Ventricular contractility in atrial fibrillation is predictable by mechanical restitution and potentiation.

We recently found that contractility (Emax) of an individual irregularly arrhythmic beat in electrically induced atrial fibrillation (AF) is reasonably predictable from the ratio of the preceding beat interval (RR1) to the beat interval immediately preceding RR1 (RR2) in the canine left ventricle. Moreover, the monotonically increasing relation between Emax and the RR1-to-RR2 ratio (RR1/RR2) passed through or by the mean arrhythmic beat Emax as well as the regular beat Emax at RR1/RR2 = 1. We hypothesized that this Emax-RR1/RR2 relation during irregular arrhythmia could be attributed to the basic characteristics of the mechanical restitution and potentiation.
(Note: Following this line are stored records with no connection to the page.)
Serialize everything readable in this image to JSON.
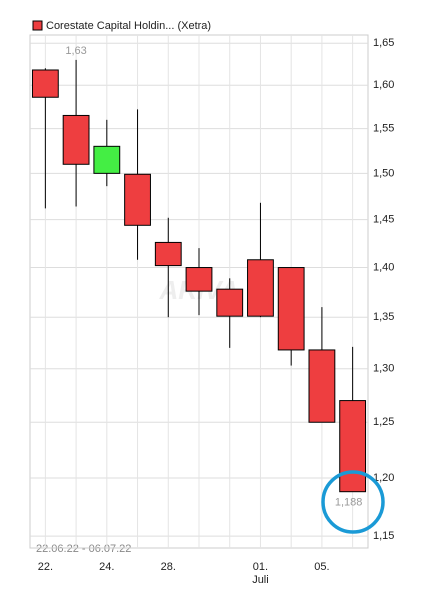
{
  "chart_data": {
    "type": "candlestick",
    "legend": "Corestate Capital Holdin... (Xetra)",
    "date_range": "22.06.22 - 06.07.22",
    "watermark": "ARIVA",
    "month_label": "Juli",
    "categories": [
      "22.",
      null,
      "24.",
      null,
      "28.",
      null,
      null,
      "01.",
      null,
      "05.",
      null
    ],
    "open": [
      1.618,
      1.565,
      1.5,
      1.499,
      1.426,
      1.4,
      1.378,
      1.408,
      1.4,
      1.318,
      1.27
    ],
    "high": [
      1.62,
      1.63,
      1.56,
      1.572,
      1.452,
      1.42,
      1.389,
      1.468,
      1.4,
      1.36,
      1.321
    ],
    "low": [
      1.462,
      1.464,
      1.486,
      1.408,
      1.35,
      1.352,
      1.32,
      1.35,
      1.303,
      1.25,
      1.188
    ],
    "close": [
      1.586,
      1.51,
      1.53,
      1.444,
      1.402,
      1.376,
      1.351,
      1.351,
      1.318,
      1.25,
      1.188
    ],
    "up_color": "#44ee44",
    "down_color": "#ee3e40",
    "legend_color": "#ee3e40",
    "log_scale": true,
    "grid": true,
    "ylim": [
      1.14,
      1.66
    ],
    "yticks": [
      {
        "value": 1.15,
        "label": "1,15"
      },
      {
        "value": 1.2,
        "label": "1,20"
      },
      {
        "value": 1.25,
        "label": "1,25"
      },
      {
        "value": 1.3,
        "label": "1,30"
      },
      {
        "value": 1.35,
        "label": "1,35"
      },
      {
        "value": 1.4,
        "label": "1,40"
      },
      {
        "value": 1.45,
        "label": "1,45"
      },
      {
        "value": 1.5,
        "label": "1,50"
      },
      {
        "value": 1.55,
        "label": "1,55"
      },
      {
        "value": 1.6,
        "label": "1,60"
      },
      {
        "value": 1.65,
        "label": "1,65"
      }
    ],
    "annotations": [
      {
        "value": 1.63,
        "label": "1,63"
      },
      {
        "value": 1.188,
        "label": "1,188"
      }
    ]
  }
}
To test this, we adopted a known comprehensive equation describing the force restitution and potentiation as a function of two preceding beat intervals and simulated contractilities of irregular arrhythmic beats with randomized beat intervals on a computer. The simulated Emax-RR1/RR2 relation reasonably resembled the one that we recently observed experimentally, supporting our hypothesis. We therefore conclude that the primary mechanism underlying the varying contractilities of irregular beats in AF is mechanical restitution and potentiation.